Campaigners have travelled to Holyrood to highlight the importance of reducing the use of plastics in Scotland
Drastic action is needed to tackle plastic pollution in Scotland.
Environmental campaigners are today (Wed 12 June) calling on the Scottish Government to bring forward new laws to tackle waste and pollution from plastics and other materials by reducing resource use.
Scottish Environment LINK - an umbrella group representing 38 green organisations - wants the Scottish Government to honour the SNP’s manifesto commitment and introduce an ambitious Circular Economy Bill that will increase rapidly the amount of materials reused and recycled by Scottish businesses and households.
The group will take its plea directly to MSPs today (12 June) at an event in the Scottish Parliament.
The Scottish Environment Protection Agency (SEPA) estimates that the population is consuming resources as if we had three planets, leading to environmental destruction.
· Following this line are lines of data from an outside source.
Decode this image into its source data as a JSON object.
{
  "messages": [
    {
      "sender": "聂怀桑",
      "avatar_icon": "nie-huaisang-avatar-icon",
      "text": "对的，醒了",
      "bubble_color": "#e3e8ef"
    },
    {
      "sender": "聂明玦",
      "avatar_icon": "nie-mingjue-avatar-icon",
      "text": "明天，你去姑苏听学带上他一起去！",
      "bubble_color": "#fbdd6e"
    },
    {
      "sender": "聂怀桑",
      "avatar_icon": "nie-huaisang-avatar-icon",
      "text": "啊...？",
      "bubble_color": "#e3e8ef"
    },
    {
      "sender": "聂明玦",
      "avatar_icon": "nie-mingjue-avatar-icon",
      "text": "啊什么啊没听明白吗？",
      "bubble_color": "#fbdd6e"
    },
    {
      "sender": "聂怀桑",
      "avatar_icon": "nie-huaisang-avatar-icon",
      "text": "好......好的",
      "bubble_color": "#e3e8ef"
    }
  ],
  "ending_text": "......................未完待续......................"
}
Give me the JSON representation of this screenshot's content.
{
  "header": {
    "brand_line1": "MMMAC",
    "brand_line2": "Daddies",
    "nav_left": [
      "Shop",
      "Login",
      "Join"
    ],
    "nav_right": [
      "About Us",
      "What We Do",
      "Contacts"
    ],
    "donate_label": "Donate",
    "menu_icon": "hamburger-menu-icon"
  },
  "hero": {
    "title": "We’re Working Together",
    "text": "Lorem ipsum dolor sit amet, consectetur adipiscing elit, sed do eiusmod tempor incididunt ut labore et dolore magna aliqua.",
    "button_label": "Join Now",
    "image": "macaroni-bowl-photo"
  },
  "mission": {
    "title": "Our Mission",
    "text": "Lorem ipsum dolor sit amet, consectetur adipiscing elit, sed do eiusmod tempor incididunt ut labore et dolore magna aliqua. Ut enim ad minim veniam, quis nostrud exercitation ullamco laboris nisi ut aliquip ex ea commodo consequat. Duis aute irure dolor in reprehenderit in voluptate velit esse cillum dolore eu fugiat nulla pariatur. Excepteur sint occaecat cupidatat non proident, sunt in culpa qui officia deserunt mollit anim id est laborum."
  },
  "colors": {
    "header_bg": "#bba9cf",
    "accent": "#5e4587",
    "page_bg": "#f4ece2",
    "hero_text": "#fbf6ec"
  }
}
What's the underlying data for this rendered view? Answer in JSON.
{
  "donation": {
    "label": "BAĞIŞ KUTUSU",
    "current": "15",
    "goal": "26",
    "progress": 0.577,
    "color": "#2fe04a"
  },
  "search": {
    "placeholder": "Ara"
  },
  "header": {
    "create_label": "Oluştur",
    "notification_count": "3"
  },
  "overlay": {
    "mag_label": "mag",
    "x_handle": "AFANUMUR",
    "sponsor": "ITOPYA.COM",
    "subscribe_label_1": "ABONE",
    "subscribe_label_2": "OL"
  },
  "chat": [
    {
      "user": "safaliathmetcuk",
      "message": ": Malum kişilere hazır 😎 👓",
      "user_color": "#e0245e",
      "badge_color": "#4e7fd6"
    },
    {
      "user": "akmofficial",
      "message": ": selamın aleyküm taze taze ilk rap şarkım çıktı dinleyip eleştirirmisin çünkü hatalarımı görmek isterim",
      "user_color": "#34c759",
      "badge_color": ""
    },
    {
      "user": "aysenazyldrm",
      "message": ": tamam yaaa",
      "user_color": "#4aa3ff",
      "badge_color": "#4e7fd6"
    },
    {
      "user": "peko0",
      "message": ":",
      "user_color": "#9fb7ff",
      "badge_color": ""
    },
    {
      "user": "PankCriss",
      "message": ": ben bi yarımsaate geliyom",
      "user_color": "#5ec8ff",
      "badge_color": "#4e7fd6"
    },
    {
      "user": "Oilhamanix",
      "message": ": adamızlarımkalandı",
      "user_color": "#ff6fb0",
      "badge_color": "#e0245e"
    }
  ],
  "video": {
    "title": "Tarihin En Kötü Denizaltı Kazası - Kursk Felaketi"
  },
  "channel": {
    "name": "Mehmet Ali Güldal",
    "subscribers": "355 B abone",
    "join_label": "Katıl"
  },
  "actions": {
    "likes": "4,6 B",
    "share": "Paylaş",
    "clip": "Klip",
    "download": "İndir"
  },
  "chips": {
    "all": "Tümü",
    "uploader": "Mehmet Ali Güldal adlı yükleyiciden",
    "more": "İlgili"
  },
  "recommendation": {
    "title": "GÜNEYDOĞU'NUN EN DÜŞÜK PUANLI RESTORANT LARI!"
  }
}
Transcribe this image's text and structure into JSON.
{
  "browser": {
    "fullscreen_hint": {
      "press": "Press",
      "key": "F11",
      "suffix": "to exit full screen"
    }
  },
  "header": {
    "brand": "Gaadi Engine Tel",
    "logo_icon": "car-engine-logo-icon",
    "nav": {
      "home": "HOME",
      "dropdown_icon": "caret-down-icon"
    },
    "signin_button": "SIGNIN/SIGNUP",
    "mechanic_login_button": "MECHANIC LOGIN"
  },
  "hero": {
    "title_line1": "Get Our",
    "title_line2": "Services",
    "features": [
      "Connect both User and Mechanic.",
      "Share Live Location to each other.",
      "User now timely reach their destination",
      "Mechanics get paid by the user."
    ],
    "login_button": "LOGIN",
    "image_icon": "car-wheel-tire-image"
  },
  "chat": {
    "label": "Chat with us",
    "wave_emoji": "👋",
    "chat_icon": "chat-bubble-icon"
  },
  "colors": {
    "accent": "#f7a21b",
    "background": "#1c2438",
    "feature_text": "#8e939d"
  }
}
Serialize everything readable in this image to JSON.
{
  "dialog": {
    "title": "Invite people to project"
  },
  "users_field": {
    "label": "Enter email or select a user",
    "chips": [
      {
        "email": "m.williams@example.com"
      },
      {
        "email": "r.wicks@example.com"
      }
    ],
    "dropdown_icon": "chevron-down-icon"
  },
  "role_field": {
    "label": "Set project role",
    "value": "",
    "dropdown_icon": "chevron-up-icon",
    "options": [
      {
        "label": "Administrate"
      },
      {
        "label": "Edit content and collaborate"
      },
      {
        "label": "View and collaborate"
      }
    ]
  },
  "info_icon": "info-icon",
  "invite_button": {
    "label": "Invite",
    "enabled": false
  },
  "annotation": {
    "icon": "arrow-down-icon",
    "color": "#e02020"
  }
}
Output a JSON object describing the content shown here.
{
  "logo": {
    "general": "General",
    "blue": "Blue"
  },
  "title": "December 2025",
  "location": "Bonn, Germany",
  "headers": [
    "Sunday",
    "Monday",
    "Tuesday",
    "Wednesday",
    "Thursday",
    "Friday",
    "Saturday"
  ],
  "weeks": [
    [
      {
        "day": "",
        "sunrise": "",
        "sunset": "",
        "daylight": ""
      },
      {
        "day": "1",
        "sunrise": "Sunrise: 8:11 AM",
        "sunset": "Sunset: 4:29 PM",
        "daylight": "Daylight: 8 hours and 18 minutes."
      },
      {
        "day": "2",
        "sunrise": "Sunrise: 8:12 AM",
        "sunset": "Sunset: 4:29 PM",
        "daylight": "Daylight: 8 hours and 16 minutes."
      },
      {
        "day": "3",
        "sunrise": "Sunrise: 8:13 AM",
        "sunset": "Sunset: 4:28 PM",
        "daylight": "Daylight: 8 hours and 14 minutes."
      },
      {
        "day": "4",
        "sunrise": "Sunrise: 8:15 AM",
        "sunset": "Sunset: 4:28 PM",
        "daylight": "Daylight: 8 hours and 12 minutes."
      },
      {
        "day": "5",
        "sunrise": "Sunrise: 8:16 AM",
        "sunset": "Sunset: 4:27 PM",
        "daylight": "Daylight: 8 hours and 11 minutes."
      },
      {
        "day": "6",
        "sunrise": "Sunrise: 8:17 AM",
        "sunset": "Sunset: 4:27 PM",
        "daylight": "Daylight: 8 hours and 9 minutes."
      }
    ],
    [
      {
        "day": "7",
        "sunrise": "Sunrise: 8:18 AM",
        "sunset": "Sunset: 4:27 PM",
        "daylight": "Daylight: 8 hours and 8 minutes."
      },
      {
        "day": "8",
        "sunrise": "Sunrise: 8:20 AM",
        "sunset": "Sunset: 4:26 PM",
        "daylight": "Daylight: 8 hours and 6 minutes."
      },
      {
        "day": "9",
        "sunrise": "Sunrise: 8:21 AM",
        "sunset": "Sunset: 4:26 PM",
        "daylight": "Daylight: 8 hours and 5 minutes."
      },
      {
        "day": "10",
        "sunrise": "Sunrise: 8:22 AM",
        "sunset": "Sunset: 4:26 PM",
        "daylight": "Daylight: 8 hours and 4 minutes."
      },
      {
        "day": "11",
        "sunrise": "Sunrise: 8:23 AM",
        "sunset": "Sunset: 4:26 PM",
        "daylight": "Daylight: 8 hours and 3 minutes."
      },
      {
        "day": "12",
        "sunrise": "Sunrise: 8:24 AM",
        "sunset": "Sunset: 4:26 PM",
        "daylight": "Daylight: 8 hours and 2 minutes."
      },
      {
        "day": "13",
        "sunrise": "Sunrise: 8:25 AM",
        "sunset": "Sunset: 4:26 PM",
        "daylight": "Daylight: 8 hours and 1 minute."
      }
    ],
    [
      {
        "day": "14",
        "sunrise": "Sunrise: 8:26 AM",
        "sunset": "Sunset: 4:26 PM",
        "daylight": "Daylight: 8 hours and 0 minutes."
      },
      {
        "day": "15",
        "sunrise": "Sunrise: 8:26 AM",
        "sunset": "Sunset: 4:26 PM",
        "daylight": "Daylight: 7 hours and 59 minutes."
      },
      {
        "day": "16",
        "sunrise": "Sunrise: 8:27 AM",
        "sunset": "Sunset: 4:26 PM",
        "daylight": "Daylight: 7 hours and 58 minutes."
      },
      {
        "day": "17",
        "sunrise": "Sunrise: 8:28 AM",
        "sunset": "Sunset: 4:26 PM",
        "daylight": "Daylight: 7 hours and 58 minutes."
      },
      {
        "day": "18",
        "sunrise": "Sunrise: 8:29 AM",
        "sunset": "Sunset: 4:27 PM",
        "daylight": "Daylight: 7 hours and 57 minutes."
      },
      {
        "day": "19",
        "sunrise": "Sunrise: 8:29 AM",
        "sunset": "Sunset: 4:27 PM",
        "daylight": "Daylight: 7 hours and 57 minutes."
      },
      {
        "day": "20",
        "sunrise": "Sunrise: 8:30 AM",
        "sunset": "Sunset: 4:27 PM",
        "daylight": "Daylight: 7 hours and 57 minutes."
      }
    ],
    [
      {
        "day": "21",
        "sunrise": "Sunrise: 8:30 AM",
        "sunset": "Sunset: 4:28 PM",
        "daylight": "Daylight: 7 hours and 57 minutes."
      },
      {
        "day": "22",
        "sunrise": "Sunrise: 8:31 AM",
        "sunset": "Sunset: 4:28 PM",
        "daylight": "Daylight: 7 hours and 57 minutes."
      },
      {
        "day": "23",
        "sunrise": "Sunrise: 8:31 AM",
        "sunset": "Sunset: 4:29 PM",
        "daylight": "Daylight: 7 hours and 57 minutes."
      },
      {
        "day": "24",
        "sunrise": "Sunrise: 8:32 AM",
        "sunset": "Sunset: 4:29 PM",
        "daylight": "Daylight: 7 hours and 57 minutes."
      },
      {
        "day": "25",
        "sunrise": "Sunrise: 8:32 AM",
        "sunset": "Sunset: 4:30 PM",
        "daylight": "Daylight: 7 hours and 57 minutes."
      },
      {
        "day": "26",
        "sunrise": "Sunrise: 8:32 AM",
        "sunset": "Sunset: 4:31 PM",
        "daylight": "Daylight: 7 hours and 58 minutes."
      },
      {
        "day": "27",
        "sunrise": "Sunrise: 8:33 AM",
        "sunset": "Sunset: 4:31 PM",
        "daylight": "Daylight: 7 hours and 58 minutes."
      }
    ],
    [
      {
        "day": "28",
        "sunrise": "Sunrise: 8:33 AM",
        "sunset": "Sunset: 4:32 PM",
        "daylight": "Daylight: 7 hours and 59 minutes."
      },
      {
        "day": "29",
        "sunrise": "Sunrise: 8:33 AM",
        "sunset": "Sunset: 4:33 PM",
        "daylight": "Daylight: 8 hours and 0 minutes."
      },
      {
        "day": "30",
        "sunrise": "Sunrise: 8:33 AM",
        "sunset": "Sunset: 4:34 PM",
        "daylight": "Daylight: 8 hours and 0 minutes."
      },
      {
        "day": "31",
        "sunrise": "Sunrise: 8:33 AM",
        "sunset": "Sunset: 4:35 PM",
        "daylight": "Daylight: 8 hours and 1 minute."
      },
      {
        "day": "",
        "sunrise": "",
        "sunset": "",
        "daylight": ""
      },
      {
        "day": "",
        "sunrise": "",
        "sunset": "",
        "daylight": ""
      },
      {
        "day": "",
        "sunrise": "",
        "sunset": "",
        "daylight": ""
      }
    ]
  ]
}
LINK’s proposal aims to use SEPA’s concept of One Planet Prosperity to create a timescale and targets to significantly reduce our use of resources.
The Scottish Government has been praised for initiatives to reduce plastic pollution, like the forthcoming deposit return scheme, but campaigners say far more ambition is needed to extend this approach to other materials.
As well as setting targets, the LINK proposals for the bill include: a duty on ministers to report on progress towards the bill’s targets; a new resources reduction plan; an expert committee to advise government and measures to phase out specific problem materials such as polycarbonate which is difficult to recycle.
Matthew Crighton, convenor of LINK’s economics group, said: “We need to move rapidly to a more circular economy because the climate and ecological emergencies we face are partly driven by what and how much we consume.
“The Scottish Government’s promised Circular Economy Bill is an opportunity to set us firmly on a course towards reductions in the resources we use by keeping as much material as possible circulating in the economy, rather than chucking it out as waste. Our current approach where products have a short lifespan and are seen as disposable is creating mountains of waste for future generations as well as exhausting valuable natural resources.
“Reducing waste is not only about recycling, it’s about designing a whole system so that producers of things like fridges, computers, tyres and mattresses take responsibility for what happens to them at the end of their lives. Applying the principle of producer responsibility would mean products are designed so they that can be easily repaired or broken down to make new products.”